Frappes en Syrie et en Irak contre l'EI, assignations à résidence, perquisitions : en deux ans, les djihadistes ont perdu du terrain au Levant et une trentaine d'attentats ont été déjoués en France grâce à des renseignements venus de l'étranger et à l'état d'urgence, selon le ministère de l'Intérieur.
La politique antiterroriste n'a toutefois pas permis d'éviter une douzaine d'attaques qui ont pris pour cible civils et forces de sécurité et qui ont fait une centaine de morts de plus, ainsi que des abus et des perquisitions musclées constatés par les défenseurs des droits de l'homme.
L'un des principaux problèmes, désormais, est le traitement des centaines de combattants et de leurs familles qui souhaitent rentrer en France, un nouveau casse-tête sécuritaire et humain, notamment concernant les enfants.
Afin de s'assurer qu'il n'y ait plus "d'angle mort", Emmanuel Macron a mis en place en juin une "task force", promise pendant la campagne, dont l'objectif principal est de fluidifier l'échange d'informations entre les services de renseignement.
Lundi matin, le chef de l'Etat rendra hommage aux 130 morts et 350 blessés du 13 novembre en se rendant successivement au Stade de France, dans les cafés et restaurants touchés et à la salle de concert du Bataclan, qui a rouvert. Il sera accompagné de François Hollande et de la maire de Paris Anne Hidalgo.
ENQUÊTE TENTACULAIRE
Menée par six juges d'instruction, l'enquête tentaculaire sur les attentats - 220 tomes de procédure et un peu plus de 28.000 procès verbaux - n'a pas encore permis de lever l'ensemble des "zones d'ombres" qui plantent toujours sur le rôle de certains protagonistes des attentats de Paris.
Au total, "nous avons 13 suspects, cinq détenus en Belgique, sept en France, un en Turquie", a dit le procureur de Paris François Molins vendredi. En dépit des zones d'ombres, "on a un dossier suffisamment avancé pour expliquer qui est allé en Syrie et expliquer les conditions de retour des djihadistes en Europe en 2015, des éléments très précis sur la logistique."
Seul survivant du commando, Salah Abdeslam a été arrêté en Belgique en 2016 et transféré en France où il a été mis en examen, notamment pour "participation à une association de malfaiteurs terroriste en vue de la préparation d’un ou plusieurs crimes d’atteinte aux personnes".
Détenu sous haute surveillance à Fleury-Mérogis (Essonne), il est considéré au minimum comme le logisticien des attaques. Il a jusqu'à présent toujours refusé de communiquer avec la justice.
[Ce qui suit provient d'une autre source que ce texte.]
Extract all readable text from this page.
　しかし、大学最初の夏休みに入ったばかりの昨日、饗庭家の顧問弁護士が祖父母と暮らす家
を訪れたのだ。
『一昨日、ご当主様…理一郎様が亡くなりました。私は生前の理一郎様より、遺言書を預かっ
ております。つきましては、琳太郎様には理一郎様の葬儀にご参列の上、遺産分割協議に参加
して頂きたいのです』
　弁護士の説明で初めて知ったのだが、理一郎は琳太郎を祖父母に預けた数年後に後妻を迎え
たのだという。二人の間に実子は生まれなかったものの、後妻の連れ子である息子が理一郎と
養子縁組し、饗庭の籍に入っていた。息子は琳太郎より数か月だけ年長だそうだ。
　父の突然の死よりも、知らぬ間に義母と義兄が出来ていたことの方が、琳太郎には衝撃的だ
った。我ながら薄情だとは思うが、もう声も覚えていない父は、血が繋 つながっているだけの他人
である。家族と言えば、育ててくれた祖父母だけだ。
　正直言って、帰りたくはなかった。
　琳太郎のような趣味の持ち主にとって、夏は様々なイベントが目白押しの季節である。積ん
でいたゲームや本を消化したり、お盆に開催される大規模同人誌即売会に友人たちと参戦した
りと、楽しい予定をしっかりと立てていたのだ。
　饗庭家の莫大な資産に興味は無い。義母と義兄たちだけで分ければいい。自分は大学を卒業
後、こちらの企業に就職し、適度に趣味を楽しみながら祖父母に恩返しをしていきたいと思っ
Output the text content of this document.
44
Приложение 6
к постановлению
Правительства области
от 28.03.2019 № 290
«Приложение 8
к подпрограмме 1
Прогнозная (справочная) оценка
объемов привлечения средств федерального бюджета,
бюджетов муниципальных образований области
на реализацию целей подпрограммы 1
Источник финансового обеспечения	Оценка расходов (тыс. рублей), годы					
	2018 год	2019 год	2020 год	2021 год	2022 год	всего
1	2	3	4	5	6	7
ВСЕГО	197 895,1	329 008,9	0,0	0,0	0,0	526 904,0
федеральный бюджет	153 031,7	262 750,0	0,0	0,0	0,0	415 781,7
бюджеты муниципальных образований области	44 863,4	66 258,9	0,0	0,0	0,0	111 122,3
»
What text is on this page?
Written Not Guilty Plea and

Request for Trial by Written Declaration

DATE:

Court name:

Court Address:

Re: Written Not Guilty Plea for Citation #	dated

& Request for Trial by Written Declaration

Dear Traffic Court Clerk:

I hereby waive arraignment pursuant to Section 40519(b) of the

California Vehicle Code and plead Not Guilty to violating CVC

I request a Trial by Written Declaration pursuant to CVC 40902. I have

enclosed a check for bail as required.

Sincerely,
Face aux craintes d'une tentative de suicide, ses conditions de détention ont été assouplies.
"Notre obsession évidemment c'est qu'il puisse être présenté à son procès, c'est cela que nous voulions sauver à tout prix", a indiqué la ministre de la Justice Nicole Belloubet mercredi sur LCI.
La date de son procès n'a pas encore été fixée. Les juges espèrent clôturer l'ensemble du dossier au printemps 2019.
TERRORISME DE "PROXIMITÉ"
Depuis 2015, les attaques coordonnées de type commando ont cédé la place à des attaques dites "low-cost" et à un "terrorisme de proximité", selon l'expression du procureur de Paris François Molins, commis par des personnes isolées.
"La menace terroriste, en deux ans, a opéré des mutations profondes", a noté Emmanuel Macron lors de son discours aux forces de sécurité le 18 octobre. "Cette menace est de plus en plus endogène (...) et nous devons ce faisant adapter notre propre organisation et nos propres réactions."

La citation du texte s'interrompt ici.